Forgive and live: Lessons from a woman with terminal cancer

When time is measured in days and months instead of years and decades, perspectives on life tend to change.

For Libby Gaymon, a Cheektowaga woman who is battling a second attack of metastasized breast cancer, time is both friend and foe.  Gaymon, 42, makes sure that whenever she is feeling well enough to get out of bed, she gets outside and cherishes her surroundings.  She takes time to enjoy the little things in life – the flowers, the walk to the bus stop, even the dandelions sprouting through the cracks in the sidewalk.  She appreciates how quickly life can pass you by.

 

Gaymon doesn’t know how much time she has left; she can feel the cancer spreading throughout her arms and legs. She had radiology on her skull to relieve the swelling from lesions.

“I've tried several chemos and every one of them has failed me. [The cancer] just keeps growing and growing,” Gaymon told 7 Eyewitness News from her living room, wearing a headscarf to conceal her bald head. 

Learn more about immunotherapy at Roswell Park here

Gaymon is now trying an experimental immunotherapy treatment at Roswell Park.  Immunotherapy helps the body’s immune system attack cancer cells. It is still being studied nationwide to see if it can play a role in treating metastatic breast cancer.  

“With existing immunotherapies, we’ve seen a response rate of about 20%. We certainly, as a field, hope to improve on that percentage with newer combinations and approaches that are just beginning to be studied, like the one we are looking at for Libby,” Dr. Ellis Levine, Chief of Breast Medicine at Roswell Park Cancer Institute, told 7 Eyewitness News in an email.

Only time will tell if it works for Gaymon.  She prays it will give her more time.

“Immunotherapy is a broad and relatively new area of cancer research and treatment, and there are many, many different approaches and individual drugs and cellular therapies that fall under this umbrella. So far, various immunotherapies have been shown to be effective against several cancer types, but not yet more effective than existing treatments for breast cancer. The study we are trying to get Libby on combines two separate immunotherapies. Our hope is that by combining two approaches, we’ll see better effectiveness against breast cancer.”

 

-Ellis Levine, MD, Chief of Breast Medicine at Roswell Park Cancer Institute

“I just want to come home and be with my family. I don't feel like I'm dying today. But I am. That's why we need to get [immunotherapy] started,” Gaymon said.

Gaymon’s family has been by her side since she was first diagnosed in early 2016.  A year later, in a show of solidarity, Libby and her husband renewed their vows. 

Libby and her husband renewing their vows

In May 2017, their daughter Alexis invited Libby to the McKinley High School Senior Prom.  7 Eyewitness News cameras were at their home near Eggert Road when hundreds of neighbors packed their front lawn and surrounding properties to cheer them on as they got into the limousine provided to them by McKinley High School. 

Those were good days.

There have been plenty of bad days, too.

“Sometimes I sit there and think about it and say three weeks or three months and it makes me cry, but most of the time I don't believe it.

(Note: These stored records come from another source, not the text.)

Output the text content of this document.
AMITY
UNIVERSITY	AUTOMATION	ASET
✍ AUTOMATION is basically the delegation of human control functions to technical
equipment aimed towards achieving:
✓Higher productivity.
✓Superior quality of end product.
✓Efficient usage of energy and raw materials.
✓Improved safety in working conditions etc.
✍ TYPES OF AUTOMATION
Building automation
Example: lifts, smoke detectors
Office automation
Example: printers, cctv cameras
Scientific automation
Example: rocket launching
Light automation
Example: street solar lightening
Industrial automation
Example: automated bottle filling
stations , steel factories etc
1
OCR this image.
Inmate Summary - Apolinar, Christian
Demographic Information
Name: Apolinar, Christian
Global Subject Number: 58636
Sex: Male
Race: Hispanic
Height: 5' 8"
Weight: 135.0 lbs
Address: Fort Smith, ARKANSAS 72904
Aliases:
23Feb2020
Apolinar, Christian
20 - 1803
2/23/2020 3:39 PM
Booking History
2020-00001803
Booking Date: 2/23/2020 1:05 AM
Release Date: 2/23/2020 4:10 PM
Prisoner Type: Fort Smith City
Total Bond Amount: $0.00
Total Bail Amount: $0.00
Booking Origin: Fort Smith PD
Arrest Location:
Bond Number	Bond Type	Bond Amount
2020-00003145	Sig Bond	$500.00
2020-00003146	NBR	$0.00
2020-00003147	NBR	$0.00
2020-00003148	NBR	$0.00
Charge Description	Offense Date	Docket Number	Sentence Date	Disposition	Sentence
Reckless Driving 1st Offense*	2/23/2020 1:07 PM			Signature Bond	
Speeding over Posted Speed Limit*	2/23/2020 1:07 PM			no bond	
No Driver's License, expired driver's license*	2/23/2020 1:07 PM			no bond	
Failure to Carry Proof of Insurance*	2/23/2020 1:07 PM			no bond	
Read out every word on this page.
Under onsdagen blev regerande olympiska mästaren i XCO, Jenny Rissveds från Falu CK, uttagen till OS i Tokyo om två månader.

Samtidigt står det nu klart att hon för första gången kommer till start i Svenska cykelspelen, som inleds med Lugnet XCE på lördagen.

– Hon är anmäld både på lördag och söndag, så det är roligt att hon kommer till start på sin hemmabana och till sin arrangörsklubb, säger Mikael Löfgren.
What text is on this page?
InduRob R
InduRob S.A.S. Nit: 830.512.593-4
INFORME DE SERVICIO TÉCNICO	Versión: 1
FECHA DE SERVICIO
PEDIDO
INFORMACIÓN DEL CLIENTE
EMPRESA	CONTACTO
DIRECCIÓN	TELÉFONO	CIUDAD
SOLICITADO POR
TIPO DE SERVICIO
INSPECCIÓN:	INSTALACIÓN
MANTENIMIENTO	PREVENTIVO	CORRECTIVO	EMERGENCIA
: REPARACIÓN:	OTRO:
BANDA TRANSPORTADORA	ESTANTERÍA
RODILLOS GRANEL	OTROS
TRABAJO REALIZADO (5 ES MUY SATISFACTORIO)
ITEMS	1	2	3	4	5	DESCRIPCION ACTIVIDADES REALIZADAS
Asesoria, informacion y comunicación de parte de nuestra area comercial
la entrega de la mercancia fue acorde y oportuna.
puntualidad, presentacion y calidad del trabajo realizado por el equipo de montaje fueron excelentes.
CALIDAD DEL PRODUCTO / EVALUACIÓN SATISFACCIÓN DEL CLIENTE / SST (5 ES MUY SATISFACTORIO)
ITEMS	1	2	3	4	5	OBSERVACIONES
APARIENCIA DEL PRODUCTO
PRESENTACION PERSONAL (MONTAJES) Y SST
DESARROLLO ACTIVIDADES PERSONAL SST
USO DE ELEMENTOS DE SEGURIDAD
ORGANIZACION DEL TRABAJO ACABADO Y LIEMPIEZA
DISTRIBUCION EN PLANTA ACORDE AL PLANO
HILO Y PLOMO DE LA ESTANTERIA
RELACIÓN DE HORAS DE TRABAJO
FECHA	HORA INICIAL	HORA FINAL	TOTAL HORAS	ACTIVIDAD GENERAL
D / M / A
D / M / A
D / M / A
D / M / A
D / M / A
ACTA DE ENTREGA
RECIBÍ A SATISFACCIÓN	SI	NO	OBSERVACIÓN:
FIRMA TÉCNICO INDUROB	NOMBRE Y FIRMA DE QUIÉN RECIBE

Like, it can’t be true," Gaymon said as tears ran down her face.

"You’re not seeing if you walk past flowers, or if you walk past somebody smiling back at you, but you’re too busy on your phone."

There is pain in her voice, and painfully earned perspective in her words, as she speaks about the lessons she’s learned from her experience with cancer.

Her primary message: slow down and take time to appreciate the world around you, or else you’ll miss everything.

“You’re walking down the street on the phone, either you’re on the phone or you’re texting and you’re not even seeing your surroundings.  You’re not seeing if you walk past flowers, or if you walk past somebody smiling back at you, but you’re too busy on your phone.  You guys are letting life pass you by,” she said.

Having lost four family members in the last year and a half, while battling cancer in that same amount of time, Gaymon also urges people to forgive.

“Just live and be happy.”

“Just let it go. It’s not that serious.”

When asked what she believes is the meaning of life, she responded simply and concisely:

“Just live and be happy.”

Gaymon’s family will hold a fundraiser in her honor on Saturday, September 30th at Valley of Buffalo, 2379 Union Road, Cheektowaga, from 4:00pm-9:00pm.  The money raised will alleviate some of the medical expenses and financial difficulties from Libby’s cancer treatment and the immunotherapy.   Tickets are $20 and the fundraiser is open to the public.